On the first glimpse, simply enough, this code

```
my_data %>%
group_by(grouping_var) %>%
summarise(n_per_group = (n(var_to_be_counted_per_group)))
```

more or less can be read in plain English. So, simple. As a popular example, consider the dataset `mtcars`

:

```
mtcars %>%
group_by(cyl) %>%
summarise(n_per_group = n())
```

```
## # A tibble: 3 x 2
## cyl n_per_group
## <dbl> <int>
## 1 4 11
## 2 6 7
## 3 8 14
```

`n`

simply counts the rows of a (grouped) dataframe. As all rows must, per definition, have the same number of rows, it does not matter which particular column we are looking at. Hence, no column is specified for `n()`

.

Somewhat slightly more complicated, say we want to count the number of cars grouped by (number of) cylinder and by (type of) transmission. In dplyr, we just add an additional grouping variable:

```
mtcars %>%
group_by(cyl, am) %>% # 'am' added as second grouping variable
summarise(n_per_group = n())
```

```
## # A tibble: 6 x 3
## # Groups: cyl [?]
## cyl am n_per_group
## <dbl> <dbl> <int>
## 1 4 0 3
## 2 4 1 8
## 3 6 0 4
## 4 6 1 3
## 5 8 0 12
## 6 8 1 2
```

Note that dplyr now tells us about groups: `# Groups: cyl [?]`

. That output tells us that `cyl`

is the grouping variable. The question mark just means that the number of groups is unkown right now; it will only be computed when the next line is executed.

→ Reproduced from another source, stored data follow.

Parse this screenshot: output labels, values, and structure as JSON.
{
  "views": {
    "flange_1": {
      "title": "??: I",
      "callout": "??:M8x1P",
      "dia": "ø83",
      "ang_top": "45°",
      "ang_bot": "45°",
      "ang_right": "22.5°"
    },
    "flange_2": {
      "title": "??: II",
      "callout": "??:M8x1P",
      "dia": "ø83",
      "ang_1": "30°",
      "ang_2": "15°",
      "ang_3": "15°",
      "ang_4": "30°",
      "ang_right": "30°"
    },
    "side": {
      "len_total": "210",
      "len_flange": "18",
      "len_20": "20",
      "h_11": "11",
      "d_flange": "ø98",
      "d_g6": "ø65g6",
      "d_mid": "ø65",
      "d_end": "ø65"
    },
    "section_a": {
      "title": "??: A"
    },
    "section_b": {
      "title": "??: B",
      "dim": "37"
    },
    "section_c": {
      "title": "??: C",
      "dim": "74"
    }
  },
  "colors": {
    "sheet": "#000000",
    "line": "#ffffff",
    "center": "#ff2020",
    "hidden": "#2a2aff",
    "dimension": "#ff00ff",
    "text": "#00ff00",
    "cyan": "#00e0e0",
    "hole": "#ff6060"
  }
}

Note also that *one* grouping variable is indicated. But wait! We had indicated two grouping variables, right? What happened is that by each run of `summarise`

one grouping variable is removed. So if we had two grouping variables before we ran `summarise`

we are left with one grouping variabl after the call of `summarise`

. I assume this behavior was implemented because you can ‘roll up’ up a data frame: Get the counts for each cell for the two grouping variables, then sum up the levels of one variables, then sum up again to double check the total sum. See:

```
mtcars %>%
group_by(cyl, am) %>%
summarise(n_per_group = n()) %>%
summarise(n_per_group = n())
```

```
## # A tibble: 3 x 2
## cyl n_per_group
## <dbl> <int>
## 1 4 2
## 2 6 2
## 3 8 2
```

This output tells us that there are 2 lines for each group of cyl (am == 1 and am == 0). Maybe more useful:

```
mtcars %>%
group_by(cyl, am) %>%
summarise(n_per_group = n()) %>%
summarise(n_per_group = sum(n_per_group))
```

```
## # A tibble: 3 x 2
## cyl n_per_group
## <dbl> <int>
## 1 4 11
## 2 6 7
## 3 8 14
```

What happens if the ‘peel off’ the last last layer and sum up the remaining rows?

```
mtcars %>%
group_by(cyl, am) %>%
summarise(n_per_group = n()) %>%
summarise(n_per_group = sum(n_per_group)) %>%
summarise(n_per_group = sum(n_per_group))
```

```
## # A tibble: 1 x 1
## n_per_group
## <int>
## 1 32
```

We get the overall number of rows of the whole dataset.

Each summarise peels off one layer of grouping.